Istituto di Ricerche Farmacologiche Mario Negri, Laboratory of Environmental Chemistry and Toxicology, Milano, Italy.
J Comput Chem. 2011 Sep;32(12):2727-33. doi: 10.1002/jcc.21848. Epub 2011 Jun 8.
For six random splits, one-variable models of rat toxicity (minus decimal logarithm of the 50% lethal dose [pLD50], oral exposure) have been calculated with CORAL software (http://www.insilico.eu/coral/). The total number of considered compounds is 689. New additional global attributes of the simplified molecular input line entry system (SMILES) have been examined for improvement of the optimal SMILES-based descriptors. These global SMILES attributes are representing the presence of some chemical elements and different kinds of chemical bonds (double, triple, and stereochemical). The "classic" scheme of building up quantitative structure-property/activity relationships and the balance of correlations (BC) with the ideal slopes were compared. For all six random splits, best prediction takes place if the aforementioned BC along with the global SMILES attributes are included in the modeling process. The average statistical characteristics for the external test set are the following: n = 119 ± 6.4, R(2) = 0.7371 ± 0.013, and root mean square error = 0.360 ± 0.037.

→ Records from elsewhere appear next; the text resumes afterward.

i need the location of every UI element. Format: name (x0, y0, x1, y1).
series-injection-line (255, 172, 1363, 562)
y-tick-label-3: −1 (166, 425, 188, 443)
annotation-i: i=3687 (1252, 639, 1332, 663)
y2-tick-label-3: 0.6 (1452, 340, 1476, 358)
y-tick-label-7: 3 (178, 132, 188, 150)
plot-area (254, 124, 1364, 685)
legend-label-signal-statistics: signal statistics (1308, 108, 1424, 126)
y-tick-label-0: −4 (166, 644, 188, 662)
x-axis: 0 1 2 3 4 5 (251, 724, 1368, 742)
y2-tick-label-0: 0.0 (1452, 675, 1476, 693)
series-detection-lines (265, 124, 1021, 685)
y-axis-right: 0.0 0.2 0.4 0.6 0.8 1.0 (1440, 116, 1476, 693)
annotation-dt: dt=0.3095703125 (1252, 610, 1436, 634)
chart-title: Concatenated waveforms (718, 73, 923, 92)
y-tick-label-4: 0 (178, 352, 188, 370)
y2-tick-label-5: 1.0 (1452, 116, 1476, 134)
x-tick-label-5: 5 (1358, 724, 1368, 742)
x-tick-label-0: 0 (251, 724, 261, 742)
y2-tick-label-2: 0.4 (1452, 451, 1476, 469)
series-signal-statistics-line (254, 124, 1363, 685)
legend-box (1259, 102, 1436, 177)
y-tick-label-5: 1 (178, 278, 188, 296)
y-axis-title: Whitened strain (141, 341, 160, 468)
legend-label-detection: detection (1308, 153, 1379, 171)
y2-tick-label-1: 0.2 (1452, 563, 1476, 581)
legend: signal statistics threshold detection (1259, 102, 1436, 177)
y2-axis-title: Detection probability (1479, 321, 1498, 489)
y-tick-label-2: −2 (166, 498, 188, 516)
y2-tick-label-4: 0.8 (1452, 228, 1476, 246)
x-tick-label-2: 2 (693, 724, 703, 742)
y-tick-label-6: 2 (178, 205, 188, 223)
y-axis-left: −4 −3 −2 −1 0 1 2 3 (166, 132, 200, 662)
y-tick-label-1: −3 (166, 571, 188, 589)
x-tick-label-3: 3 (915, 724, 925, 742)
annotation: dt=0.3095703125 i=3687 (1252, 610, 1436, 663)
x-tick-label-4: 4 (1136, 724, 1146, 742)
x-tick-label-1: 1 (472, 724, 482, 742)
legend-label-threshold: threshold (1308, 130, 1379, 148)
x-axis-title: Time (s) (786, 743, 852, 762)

对于大鼠毒性(减去 50%致死剂量[pLD50]的十进制对数,口服暴露)的六个随机拆分,使用 CORAL 软件(http://www.insilico.eu/coral/)计算了单变量模型。考虑的化合物总数为 689 个。为了改进最佳基于 SMILES 的描述符,检查了简化分子输入行(entry system, SMILES)的新的附加全局属性。这些全局 SMILES 属性代表了某些化学元素和不同类型的化学键(双键、三键和立体化学)的存在。比较了建立定量构效/活性关系的“经典”方案和具有理想斜率的相关性平衡(BC)。对于所有六个随机拆分,如果将上述 BC 以及全局 SMILES 属性包含在建模过程中,则可以进行最佳预测。外部测试集的平均统计特征如下:n = 119 ± 6.4,R(2) = 0.7371 ± 0.013,均方根误差 = 0.360 ± 0.037。